16. Il n'encourt cependant pas la censure pour ce motif.

17. En effet, d'une part, la chambre de l'instruction, qui statuait comme cour de renvoi après cassation, n'était tenue de se référer et de répondre qu'au mémoire susceptible d'être régulièrement produit, dans les conditions prévues par l'article 198 du code de procédure pénale, au cours de la procédure ainsi ouverte devant elle, et n'avait pas à faire mention des mémoires antérieurement déposés devant les chambres de l'instruction dont les décisions avaient été annulées.

18. D'autre part, à défaut d'allégations en ce sens de la personne réclamée, cette juridiction n'était pas tenue de rechercher l'existence d'un risque de traitement inhumain ou dégradant en cas de remise de celle-ci aux autorités judiciaires de l'Etat requérant, ce, même en vue de poursuites pour faits de terrorisme, la vérification n'ayant dès lors pas d'objet concret.

19. Ainsi, le moyen doit encore être écarté.
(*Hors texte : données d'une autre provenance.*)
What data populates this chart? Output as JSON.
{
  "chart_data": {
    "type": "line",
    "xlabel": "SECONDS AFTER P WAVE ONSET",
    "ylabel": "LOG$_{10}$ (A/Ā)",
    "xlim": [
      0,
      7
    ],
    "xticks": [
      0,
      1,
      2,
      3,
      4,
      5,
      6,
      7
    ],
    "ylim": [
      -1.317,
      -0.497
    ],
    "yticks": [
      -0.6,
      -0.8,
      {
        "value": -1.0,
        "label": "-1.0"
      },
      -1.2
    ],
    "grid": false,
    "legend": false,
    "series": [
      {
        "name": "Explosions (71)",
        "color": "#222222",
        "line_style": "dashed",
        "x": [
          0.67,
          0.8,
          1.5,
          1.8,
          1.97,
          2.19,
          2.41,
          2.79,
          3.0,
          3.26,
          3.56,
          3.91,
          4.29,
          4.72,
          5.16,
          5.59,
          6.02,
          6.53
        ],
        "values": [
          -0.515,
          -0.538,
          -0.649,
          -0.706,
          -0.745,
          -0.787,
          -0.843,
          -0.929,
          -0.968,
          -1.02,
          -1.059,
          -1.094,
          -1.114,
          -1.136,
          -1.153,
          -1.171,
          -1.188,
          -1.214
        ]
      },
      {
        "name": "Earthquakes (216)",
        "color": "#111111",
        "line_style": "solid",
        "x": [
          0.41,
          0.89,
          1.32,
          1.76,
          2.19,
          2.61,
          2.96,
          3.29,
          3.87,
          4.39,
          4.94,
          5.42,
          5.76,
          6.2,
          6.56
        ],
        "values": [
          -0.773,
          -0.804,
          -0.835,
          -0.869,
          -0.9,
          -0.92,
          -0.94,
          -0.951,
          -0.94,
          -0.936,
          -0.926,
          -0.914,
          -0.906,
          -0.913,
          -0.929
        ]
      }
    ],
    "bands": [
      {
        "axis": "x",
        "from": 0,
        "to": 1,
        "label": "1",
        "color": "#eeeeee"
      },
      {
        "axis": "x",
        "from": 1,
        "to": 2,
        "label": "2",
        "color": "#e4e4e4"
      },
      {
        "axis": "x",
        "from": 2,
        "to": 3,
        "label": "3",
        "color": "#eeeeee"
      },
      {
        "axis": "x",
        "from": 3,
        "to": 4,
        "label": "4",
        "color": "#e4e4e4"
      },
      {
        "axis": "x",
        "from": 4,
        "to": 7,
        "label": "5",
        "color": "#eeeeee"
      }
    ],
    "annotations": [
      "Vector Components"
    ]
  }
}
20. Il s'ensuit que l'arrêt satisfait, en la forme, aux conditions essentielles de son existence légale.

21. Par ailleurs, il a été rendu par une chambre de l'instruction compétente et composée conformément à la loi, et la procédure est régulière.

PAR CES MOTIFS, la Cour :

REJETTE le pourvoi.

Arrêt rendu en formation restreinte hors RNSM.

- Président : M. Bonnal - Rapporteur : Mme Thomas - Avocat général : M. Aubert - Avocat(s) : SARL Boré, Salve de Bruneton et Mégret -

Textes visés :

Article 198 du code de procédure pénale ; Convention nationale signée le 5 février 2021 entre le ministère de la justice et le Conseil national des barreaux.

Rapprochement(s) :

Sur la recevabilité d'un mémoire transmis par la voie électronique et non signé : Crim., 13 janvier 2021, pourvoi n° 20-80.511, Bull. (rejet) ; Sur la recevabilité d'un mémoire non signé transmis par l'avocat au moyen de sa messagerie électronique sécurisée : Crim., 23 février 2022, pourvoi n° 21-86.762, Bull. (annulation).